ROMA - Una volta Walter Sabatini da direttore sportivo della Roma disse: «Non affezionatevi ai giocatori». Difficile farlo, soprattutto in una piazza che vive di giocatori romani e romanisti. Anzi, che viveva. Dal prossimo 27 maggio anche Daniele De Rossi lascerà la Roma, a distanza di due anni dall’addio traumatico di Francesco Totti. Solo che il centrocampista, a differenza della storica bandiera giallorossa, proseguirà la sua carriera da giocatore da qualche altra parte.
Resteranno - forse - in squadra altri romani come Florenzi e Pellegrini, ma l’addio di De Rossi, per diciotto anni protettore dei colori giallorossi, chiuderà l’era delle grandi bandiere. «Non affezionatevi ai giocatori», disse Sabatini, e forse aveva ragione. Ma come può un bambino legarsi solamente a una maglia, e non all’uomo che la difende e che combatte ogni domenica per portarla alla gloria? Quale bambino ha mai chiesto ai genitori di comprare una maglia senza un nome e un numero sulle spalle? Probabilmente quasi nessuno.

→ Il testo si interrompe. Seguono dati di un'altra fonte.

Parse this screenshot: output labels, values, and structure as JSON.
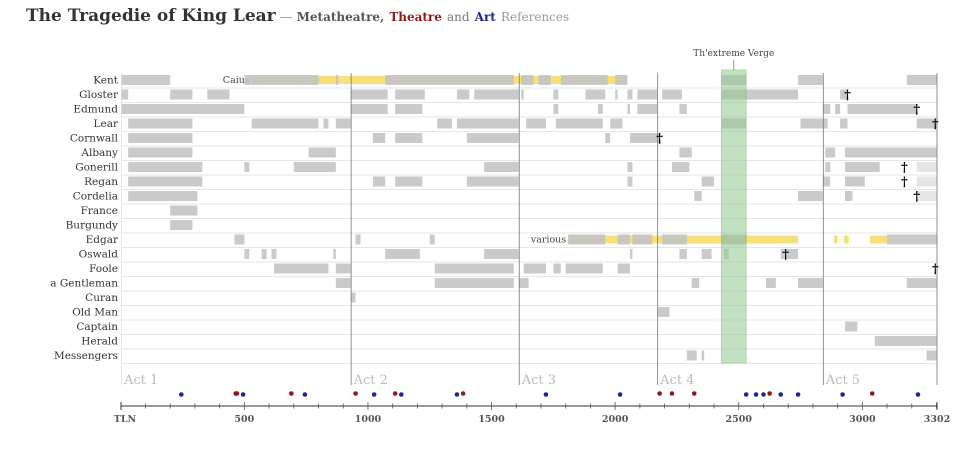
{
  "title": {
    "main": "The Tragedie of King Lear",
    "separator": "—",
    "sub_parts": [
      {
        "text": "Metatheatre,",
        "color": "#555555",
        "bold": true
      },
      {
        "text": "Theatre",
        "color": "#8b1a1a",
        "bold": true
      },
      {
        "text": "and",
        "color": "#777777",
        "bold": false
      },
      {
        "text": "Art",
        "color": "#1c2a8a",
        "bold": true
      },
      {
        "text": "References",
        "color": "#999999",
        "bold": false
      }
    ]
  },
  "colors": {
    "bar": "#c4c4c4",
    "bar_light": "#e2e2e2",
    "highlight": "#f2d650",
    "verge": "#8fcc8f",
    "theatre": "#8b1a1a",
    "art": "#1c2a8a",
    "act_label": "#bbbbbb",
    "row_line": "#e6e6e6",
    "divider": "#777777"
  },
  "chart_data": {
    "type": "timeline",
    "x_axis": {
      "range": [
        1,
        3302
      ],
      "start_label": "TLN",
      "ticks": [
        500,
        1000,
        1500,
        2000,
        2500,
        3000
      ],
      "end_label": "3302"
    },
    "characters": [
      "Kent",
      "Gloster",
      "Edmund",
      "Lear",
      "Cornwall",
      "Albany",
      "Gonerill",
      "Regan",
      "Cordelia",
      "France",
      "Burgundy",
      "Edgar",
      "Oswald",
      "Foole",
      "a Gentleman",
      "Curan",
      "Old Man",
      "Captain",
      "Herald",
      "Messengers"
    ],
    "acts": [
      {
        "label": "Act 1",
        "start": 1
      },
      {
        "label": "Act 2",
        "start": 930
      },
      {
        "label": "Act 3",
        "start": 1610
      },
      {
        "label": "Act 4",
        "start": 2170
      },
      {
        "label": "Act 5",
        "start": 2840
      }
    ],
    "verge": {
      "label": "Th'extreme Verge",
      "start": 2430,
      "end": 2530
    },
    "disguises": [
      {
        "character": "Kent",
        "label": "Caius",
        "start": 530,
        "end": 2050
      },
      {
        "character": "Edgar",
        "label": "various",
        "start": 1810,
        "end": 2740
      },
      {
        "character": "Edgar",
        "label": "",
        "start": 2885,
        "end": 2900
      },
      {
        "character": "Edgar",
        "label": "",
        "start": 2925,
        "end": 2945
      },
      {
        "character": "Edgar",
        "label": "",
        "start": 3030,
        "end": 3100
      }
    ],
    "speaking": [
      {
        "character": "Kent",
        "segments": [
          [
            1,
            200
          ],
          [
            500,
            800
          ],
          [
            870,
            880
          ],
          [
            1070,
            1590
          ],
          [
            1620,
            1670
          ],
          [
            1690,
            1740
          ],
          [
            1780,
            1970
          ],
          [
            2000,
            2050
          ],
          [
            2430,
            2530
          ],
          [
            2740,
            2840
          ],
          [
            3180,
            3302
          ]
        ]
      },
      {
        "character": "Gloster",
        "segments": [
          [
            1,
            30
          ],
          [
            200,
            290
          ],
          [
            350,
            440
          ],
          [
            930,
            1080
          ],
          [
            1110,
            1230
          ],
          [
            1360,
            1410
          ],
          [
            1430,
            1610
          ],
          [
            1620,
            1630
          ],
          [
            1750,
            1770
          ],
          [
            1880,
            1960
          ],
          [
            2000,
            2010
          ],
          [
            2050,
            2070
          ],
          [
            2090,
            2170
          ],
          [
            2190,
            2270
          ],
          [
            2430,
            2740
          ],
          [
            2910,
            2940
          ]
        ]
      },
      {
        "character": "Edmund",
        "segments": [
          [
            1,
            500
          ],
          [
            930,
            1080
          ],
          [
            1110,
            1220
          ],
          [
            1750,
            1770
          ],
          [
            1930,
            1950
          ],
          [
            2050,
            2060
          ],
          [
            2090,
            2170
          ],
          [
            2260,
            2290
          ],
          [
            2840,
            2870
          ],
          [
            2890,
            2910
          ],
          [
            2940,
            3220
          ]
        ]
      },
      {
        "character": "Lear",
        "segments": [
          [
            30,
            290
          ],
          [
            530,
            800
          ],
          [
            820,
            840
          ],
          [
            870,
            930
          ],
          [
            1280,
            1340
          ],
          [
            1360,
            1610
          ],
          [
            1640,
            1720
          ],
          [
            1760,
            1950
          ],
          [
            1980,
            2030
          ],
          [
            2430,
            2530
          ],
          [
            2750,
            2860
          ],
          [
            2910,
            2940
          ],
          [
            3220,
            3302
          ]
        ]
      },
      {
        "character": "Cornwall",
        "segments": [
          [
            30,
            290
          ],
          [
            1020,
            1070
          ],
          [
            1110,
            1220
          ],
          [
            1400,
            1610
          ],
          [
            1960,
            1980
          ],
          [
            2060,
            2180
          ]
        ]
      },
      {
        "character": "Albany",
        "segments": [
          [
            30,
            290
          ],
          [
            760,
            870
          ],
          [
            2260,
            2310
          ],
          [
            2850,
            2890
          ],
          [
            2930,
            3302
          ]
        ]
      },
      {
        "character": "Gonerill",
        "segments": [
          [
            30,
            330
          ],
          [
            500,
            520
          ],
          [
            700,
            870
          ],
          [
            1470,
            1610
          ],
          [
            2050,
            2070
          ],
          [
            2230,
            2300
          ],
          [
            2850,
            2870
          ],
          [
            2930,
            3070
          ],
          [
            3220,
            3302
          ]
        ]
      },
      {
        "character": "Regan",
        "segments": [
          [
            30,
            330
          ],
          [
            1020,
            1070
          ],
          [
            1110,
            1220
          ],
          [
            1400,
            1610
          ],
          [
            2050,
            2070
          ],
          [
            2350,
            2400
          ],
          [
            2840,
            2870
          ],
          [
            2930,
            3010
          ],
          [
            3220,
            3302
          ]
        ]
      },
      {
        "character": "Cordelia",
        "segments": [
          [
            30,
            310
          ],
          [
            2320,
            2350
          ],
          [
            2740,
            2840
          ],
          [
            2930,
            2960
          ],
          [
            3220,
            3302
          ]
        ]
      },
      {
        "character": "France",
        "segments": [
          [
            200,
            310
          ]
        ]
      },
      {
        "character": "Burgundy",
        "segments": [
          [
            200,
            290
          ]
        ]
      },
      {
        "character": "Edgar",
        "segments": [
          [
            460,
            500
          ],
          [
            950,
            970
          ],
          [
            1250,
            1270
          ],
          [
            1810,
            1960
          ],
          [
            2010,
            2060
          ],
          [
            2070,
            2150
          ],
          [
            2190,
            2290
          ],
          [
            2430,
            2530
          ],
          [
            3100,
            3302
          ]
        ]
      },
      {
        "character": "Oswald",
        "segments": [
          [
            500,
            520
          ],
          [
            570,
            590
          ],
          [
            610,
            630
          ],
          [
            860,
            870
          ],
          [
            1070,
            1210
          ],
          [
            1470,
            1610
          ],
          [
            2060,
            2070
          ],
          [
            2260,
            2290
          ],
          [
            2350,
            2390
          ],
          [
            2440,
            2460
          ],
          [
            2670,
            2740
          ]
        ]
      },
      {
        "character": "Foole",
        "segments": [
          [
            620,
            840
          ],
          [
            870,
            930
          ],
          [
            1270,
            1590
          ],
          [
            1630,
            1720
          ],
          [
            1750,
            1780
          ],
          [
            1800,
            1950
          ],
          [
            2010,
            2060
          ]
        ]
      },
      {
        "character": "a Gentleman",
        "segments": [
          [
            870,
            930
          ],
          [
            1270,
            1590
          ],
          [
            1610,
            1650
          ],
          [
            2310,
            2340
          ],
          [
            2610,
            2650
          ],
          [
            2740,
            2840
          ],
          [
            3180,
            3302
          ]
        ]
      },
      {
        "character": "Curan",
        "segments": [
          [
            930,
            950
          ]
        ]
      },
      {
        "character": "Old Man",
        "segments": [
          [
            2170,
            2220
          ]
        ]
      },
      {
        "character": "Captain",
        "segments": [
          [
            2930,
            2980
          ]
        ]
      },
      {
        "character": "Herald",
        "segments": [
          [
            3050,
            3302
          ]
        ]
      },
      {
        "character": "Messengers",
        "segments": [
          [
            2290,
            2330
          ],
          [
            2350,
            2360
          ],
          [
            3260,
            3302
          ]
        ]
      }
    ],
    "deaths": [
      {
        "character": "Gloster",
        "x": 2940
      },
      {
        "character": "Edmund",
        "x": 3220
      },
      {
        "character": "Lear",
        "x": 3295
      },
      {
        "character": "Cornwall",
        "x": 2180
      },
      {
        "character": "Gonerill",
        "x": 3170
      },
      {
        "character": "Regan",
        "x": 3170
      },
      {
        "character": "Cordelia",
        "x": 3220
      },
      {
        "character": "Oswald",
        "x": 2690
      },
      {
        "character": "Foole",
        "x": 3295
      }
    ],
    "references": [
      {
        "type": "art",
        "x": 245
      },
      {
        "type": "theatre",
        "x": 465
      },
      {
        "type": "theatre",
        "x": 470
      },
      {
        "type": "art",
        "x": 495
      },
      {
        "type": "theatre",
        "x": 690
      },
      {
        "type": "art",
        "x": 745
      },
      {
        "type": "theatre",
        "x": 950
      },
      {
        "type": "art",
        "x": 1025
      },
      {
        "type": "theatre",
        "x": 1110
      },
      {
        "type": "art",
        "x": 1135
      },
      {
        "type": "art",
        "x": 1360
      },
      {
        "type": "theatre",
        "x": 1385
      },
      {
        "type": "art",
        "x": 1720
      },
      {
        "type": "art",
        "x": 2020
      },
      {
        "type": "theatre",
        "x": 2180
      },
      {
        "type": "theatre",
        "x": 2230
      },
      {
        "type": "theatre",
        "x": 2320
      },
      {
        "type": "art",
        "x": 2530
      },
      {
        "type": "art",
        "x": 2570
      },
      {
        "type": "art",
        "x": 2600
      },
      {
        "type": "theatre",
        "x": 2625
      },
      {
        "type": "art",
        "x": 2670
      },
      {
        "type": "art",
        "x": 2740
      },
      {
        "type": "art",
        "x": 2920
      },
      {
        "type": "theatre",
        "x": 3040
      },
      {
        "type": "art",
        "x": 3225
      }
    ]
  }
}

ROMA, STRISCIONE CONTRO PALLOTTA A NEW YORK
E allora per capire la sofferenza del tifo giallorosso per la scelta su De Rossi non bisogna soltanto cercare striscioni sparsi per la città, o contestare fuori Trigoria, ma anche ascoltare la voce dei più piccoli, di chi sta imparando a conoscere la Roma e che in futuro la sosterrà per il consueto ricambio generazionale. La sofferenza dell’addio di De Rossi la si può comprendere semplicemente da un compito a scuola assegnato dalla maestra: «Dovete scrivere come vi sentite oggi». Una domanda banale solo all’apparenza. La risposta di Giulia, piccola tifosa giallorossa che frequenta la prima elementare, sicuramente non lo è stata: «Oggi mi sento triste perché De Rossi se ne è andato dalla mia squadra preferita, la Roma». Una pagina di quaderno che potrebbe diventare uno striscione per quanto è semplice, sintetica, genuina e innocente. Un compito a scuola che rispecchia il sentimento di gran parte dei tifosi della Roma, senza ombra di dubbio un esercizio da «ottimo».